Nat Commun. 2022 May 26;13(1):3020. doi: 10.1038/s41467-022-30728-3.
Digital medicine tools, including medical AI, have been advocated as potential game-changers to solve long-standing healthcare access and treatment inequality issues in low and middle income countries. For example, automated tools can fill gaps in trained healthcare workforce availability and even augment equipment capabilities. As these applications are increasingly becoming a reality, we connect here with researchers with experience in planning and deployment of these tools in under-resourced settings, to understand what the current bottlenecks are from a practical point of view. The experts involved are Walter H. Curioso (a digital health expert and biomedical informatics consultant, Universidad Continental, University of Washington), Daniel S.W. Ting (an expert in deep learning for medical imaging and digital innovation, Singapore Health Service, Duke-NUS Medical School), Bram van Ginneken (an expert in machine learning for medical image analysis, Radboud University) and Martin C. Were (an expert in digital health and medical informatics, Vanderbilt University Medical Center).

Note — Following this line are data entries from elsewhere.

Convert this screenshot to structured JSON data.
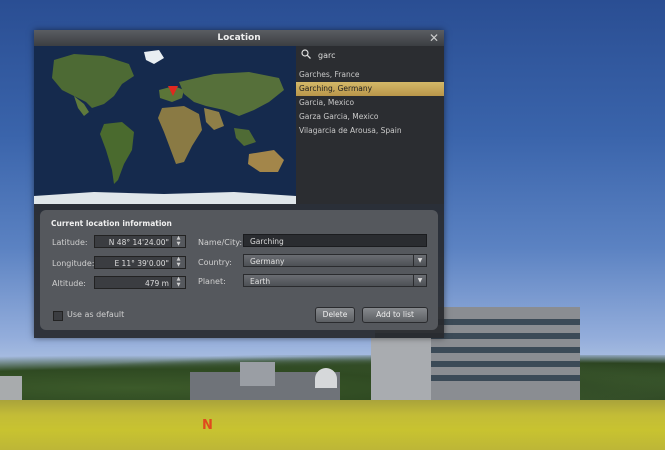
{
  "dialog": {
    "title": "Location",
    "close_label": "✕"
  },
  "search": {
    "value": "garc",
    "placeholder": ""
  },
  "results": [
    {
      "label": "Garches, France",
      "selected": false
    },
    {
      "label": "Garching, Germany",
      "selected": true
    },
    {
      "label": "Garcia, Mexico",
      "selected": false
    },
    {
      "label": "Garza Garcia, Mexico",
      "selected": false
    },
    {
      "label": "Vilagarcia de Arousa, Spain",
      "selected": false
    }
  ],
  "info": {
    "section_title": "Current location information",
    "latitude": {
      "label": "Latitude:",
      "value": "N 48° 14'24.00\""
    },
    "longitude": {
      "label": "Longitude:",
      "value": "E 11° 39'0.00\""
    },
    "altitude": {
      "label": "Altitude:",
      "value": "479 m"
    },
    "name_city": {
      "label": "Name/City:",
      "value": "Garching"
    },
    "country": {
      "label": "Country:",
      "value": "Germany"
    },
    "planet": {
      "label": "Planet:",
      "value": "Earth"
    },
    "use_default": {
      "label": "Use as default",
      "checked": false
    },
    "delete_label": "Delete",
    "add_label": "Add to list"
  },
  "scene": {
    "compass_label": "N"
  },
  "colors": {
    "accent_selected": "#c9a85a",
    "marker": "#e0281f"
  }
}
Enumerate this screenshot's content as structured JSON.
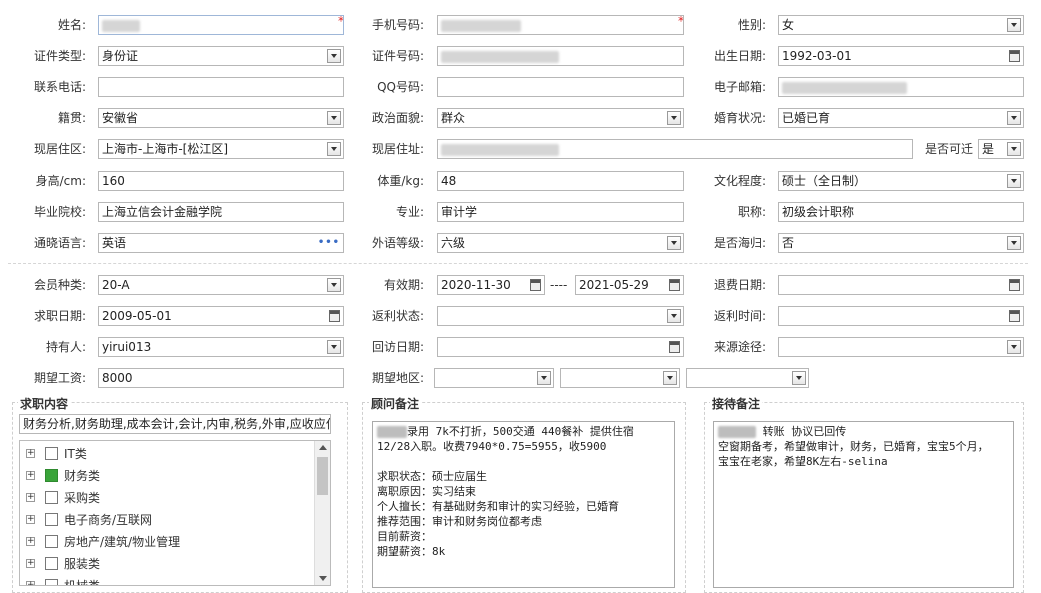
{
  "personal": {
    "name_label": "姓名:",
    "phone_label": "手机号码:",
    "gender_label": "性别:",
    "gender_value": "女",
    "id_type_label": "证件类型:",
    "id_type_value": "身份证",
    "id_no_label": "证件号码:",
    "birth_label": "出生日期:",
    "birth_value": "1992-03-01",
    "tel_label": "联系电话:",
    "qq_label": "QQ号码:",
    "email_label": "电子邮箱:",
    "native_label": "籍贯:",
    "native_value": "安徽省",
    "political_label": "政治面貌:",
    "political_value": "群众",
    "marital_label": "婚育状况:",
    "marital_value": "已婚已育",
    "residence_label": "现居住区:",
    "residence_value": "上海市-上海市-[松江区]",
    "address_label": "现居住址:",
    "relocate_label": "是否可迁",
    "relocate_value": "是",
    "height_label": "身高/cm:",
    "height_value": "160",
    "weight_label": "体重/kg:",
    "weight_value": "48",
    "edu_label": "文化程度:",
    "edu_value": "硕士（全日制）",
    "school_label": "毕业院校:",
    "school_value": "上海立信会计金融学院",
    "major_label": "专业:",
    "major_value": "审计学",
    "title_label": "职称:",
    "title_value": "初级会计职称",
    "lang_label": "通晓语言:",
    "lang_value": "英语",
    "lang_level_label": "外语等级:",
    "lang_level_value": "六级",
    "overseas_label": "是否海归:",
    "overseas_value": "否"
  },
  "member": {
    "type_label": "会员种类:",
    "type_value": "20-A",
    "valid_label": "有效期:",
    "valid_from": "2020-11-30",
    "valid_sep": "----",
    "valid_to": "2021-05-29",
    "refund_date_label": "退费日期:",
    "seek_date_label": "求职日期:",
    "seek_date_value": "2009-05-01",
    "rebate_status_label": "返利状态:",
    "rebate_time_label": "返利时间:",
    "holder_label": "持有人:",
    "holder_value": "yirui013",
    "revisit_label": "回访日期:",
    "source_label": "来源途径:",
    "salary_label": "期望工资:",
    "salary_value": "8000",
    "region_label": "期望地区:"
  },
  "job_content": {
    "legend": "求职内容",
    "summary": "财务分析,财务助理,成本会计,会计,内审,税务,外审,应收应付",
    "items": [
      {
        "label": "IT类",
        "checked": false
      },
      {
        "label": "财务类",
        "checked": true
      },
      {
        "label": "采购类",
        "checked": false
      },
      {
        "label": "电子商务/互联网",
        "checked": false
      },
      {
        "label": "房地产/建筑/物业管理",
        "checked": false
      },
      {
        "label": "服装类",
        "checked": false
      },
      {
        "label": "机械类",
        "checked": false
      }
    ]
  },
  "consultant_notes": {
    "legend": "顾问备注",
    "line1_suffix": "录用 7k不打折，500交通 440餐补 提供住宿",
    "body": "12/28入职。收费7940*0.75=5955，收5900\n\n求职状态：硕士应届生\n离职原因：实习结束\n个人擅长：有基础财务和审计的实习经验，已婚育\n推荐范围：审计和财务岗位都考虑\n目前薪资：\n期望薪资：8k"
  },
  "reception_notes": {
    "legend": "接待备注",
    "line1_suffix": " 转账 协议已回传",
    "body": "空窗期备考，希望做审计，财务，已婚育，宝宝5个月，\n宝宝在老家，希望8K左右-selina"
  }
}
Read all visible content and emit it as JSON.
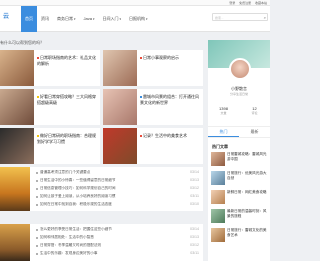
{
  "topbar": {
    "links": [
      "登录",
      "免费注册",
      "收藏本站"
    ]
  },
  "header": {
    "logo": "云",
    "search_placeholder": "搜索...",
    "nav": [
      {
        "label": "首页",
        "active": true
      },
      {
        "label": "资讯",
        "caret": false
      },
      {
        "label": "商务日常",
        "caret": true
      },
      {
        "label": "Java",
        "caret": true
      },
      {
        "label": "日间入门",
        "caret": true
      },
      {
        "label": "日报机构",
        "caret": true
      }
    ]
  },
  "breadcrumb": "有什么可以帮到您的吗？",
  "cards": [
    {
      "title": "日常职场指南的艺术：礼品文化的解析",
      "badge_color": "#e74c3c"
    },
    {
      "title": "日常小事观察的启示",
      "badge_color": "#e74c3c"
    },
    {
      "title": "好看日常穿搭攻略？三大风格穿搭超级高级",
      "badge_color": "#f1c40f"
    },
    {
      "title": "雷城市风景的组合：打开通往风景文化的新世界",
      "badge_color": "#3b8ddf"
    },
    {
      "title": "做好日常研的职场指南：合理规划好学学习习惯",
      "badge_color": "#f1c40f"
    },
    {
      "title": "记录？生活中的美食艺术",
      "badge_color": "#e74c3c"
    }
  ],
  "sidebar": {
    "name": "小野散言",
    "tagline": "分享生活日常",
    "stats": [
      {
        "label": "文章",
        "value": "1398"
      },
      {
        "label": "评论",
        "value": "12"
      }
    ],
    "tabs": [
      "热门",
      "最新"
    ],
    "section_title": "热门文章",
    "items": [
      {
        "title": "日常雷城攻略：雷城风光游中国"
      },
      {
        "title": "日常旅行：优美风光游大自然"
      },
      {
        "title": "新鲜日常：网红美食攻略"
      },
      {
        "title": "最新日常的温馨时刻：风景的旅程"
      },
      {
        "title": "日常旅行：雷城文化的美食艺术"
      }
    ]
  },
  "panel1": {
    "rows": [
      {
        "text": "普通高考须注意的几个关键要点",
        "date": "03/14"
      },
      {
        "text": "日常生活中的小惊喜：一些值得留意的日常细节",
        "date": "03/13"
      },
      {
        "text": "日常信息管理小技巧：如何科学规划自己的时间",
        "date": "03/12"
      },
      {
        "text": "如何让孩子爱上阅读，从小培养良好的阅读习惯",
        "date": "03/11"
      },
      {
        "text": "如何在日常中找到自我：积极乐观的生活态度",
        "date": "03/10"
      },
      {
        "text": "日常生活小贴士：如何快乐而简单地度过每一天",
        "date": "03/09"
      }
    ]
  },
  "panel2": {
    "rows": [
      {
        "text": "怎么更好的享受日常生活：把握住这些小细节",
        "date": "03/14"
      },
      {
        "text": "如何和邻居相处：生活中的小智慧",
        "date": "03/13"
      },
      {
        "text": "日常穿搭：冬季温暖又时尚的搭配法则",
        "date": "03/12"
      },
      {
        "text": "生活中的乐趣：发现身边美好的小事",
        "date": "03/11"
      }
    ]
  }
}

数字医疗工具,包括医疗人工智能,被认为是潜在的变革者,可以解决中低收入国家长期存在的医疗保健可及性和治疗不平等问题。例如,自动化工具可以填补训练有素的医疗保健劳动力短缺的空白,甚至增强设备的能力。随着这些应用越来越成为现实,我们与在资源匮乏环境中规划和部署这些工具方面有经验的研究人员联系,从实际角度了解当前的瓶颈是什么。参与的专家是 Walter H. Curioso(数字健康专家和生物医学信息学顾问,UniversidadContinental,华盛顿大学)、Daniel S.W. Ting(医学成像和数字创新深度学习专家,新加坡保健服务部,杜克-新加坡国立大学医学院)、Bram van Ginneken(医学图像分析机器学习专家,奈梅亨拉德堡德大学)和 Martin C. Were(数字健康和医学信息学专家,范德比尔特大学医学中心)。